Regression metrics function output:
MSE Train:  0.039
MSE Test:  0.251
R^2 Train:  0.971
R^2 Test:  0.811


##### 3) Can your random forest model achieve better perofrmance than the decision tree? Please summarize the advantages of random forests? 10 points

##### Response: 

My random forest model achieves a better performance than the best decision tree I created. The test R^2 for the random forest model is 0.811 whereas the the best decision tree model I created has a test R^2 of 0.71 which means the random forest had an improvement in test R^2 of 0.101 which is pretty good.
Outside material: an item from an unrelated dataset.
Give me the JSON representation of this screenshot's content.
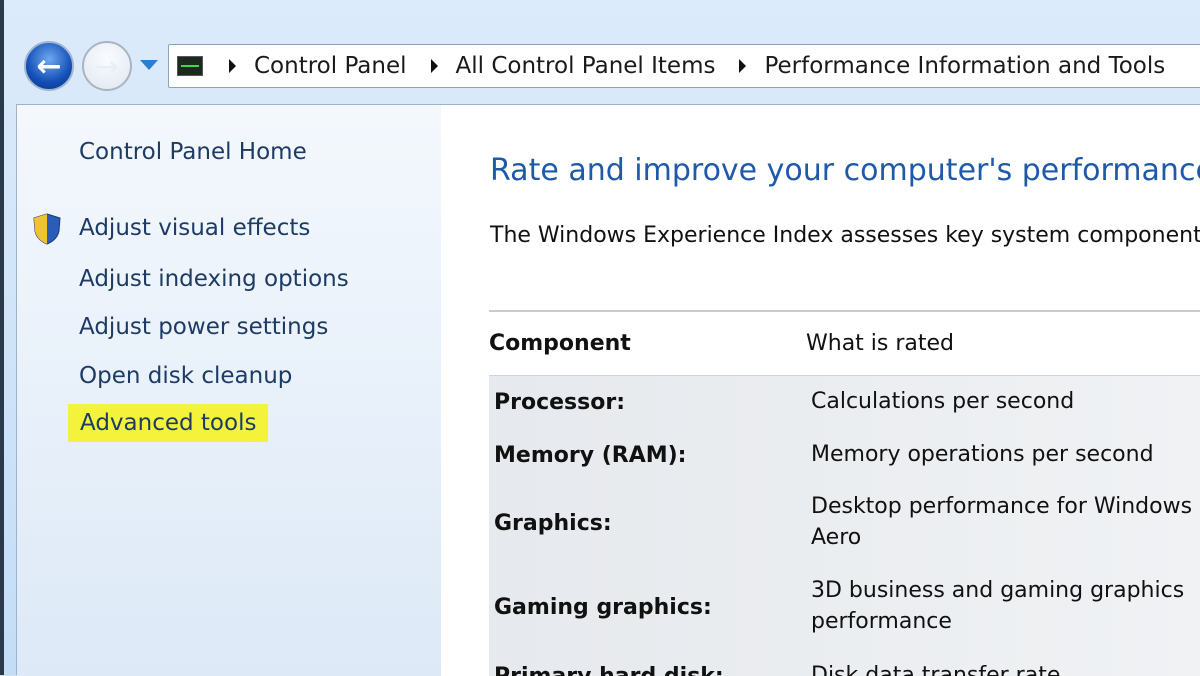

Random forests share the same advantage of decision trees as being able to perform both regression and classification tasks as well as being easier to interpret because the models are very transparent with what is going on within the model. Random forests can also easily be scaled to handle large datasets. Random forests also make predictions better than standard decision trees because of the use of bagging and random feature selection done at each node when creating the trees.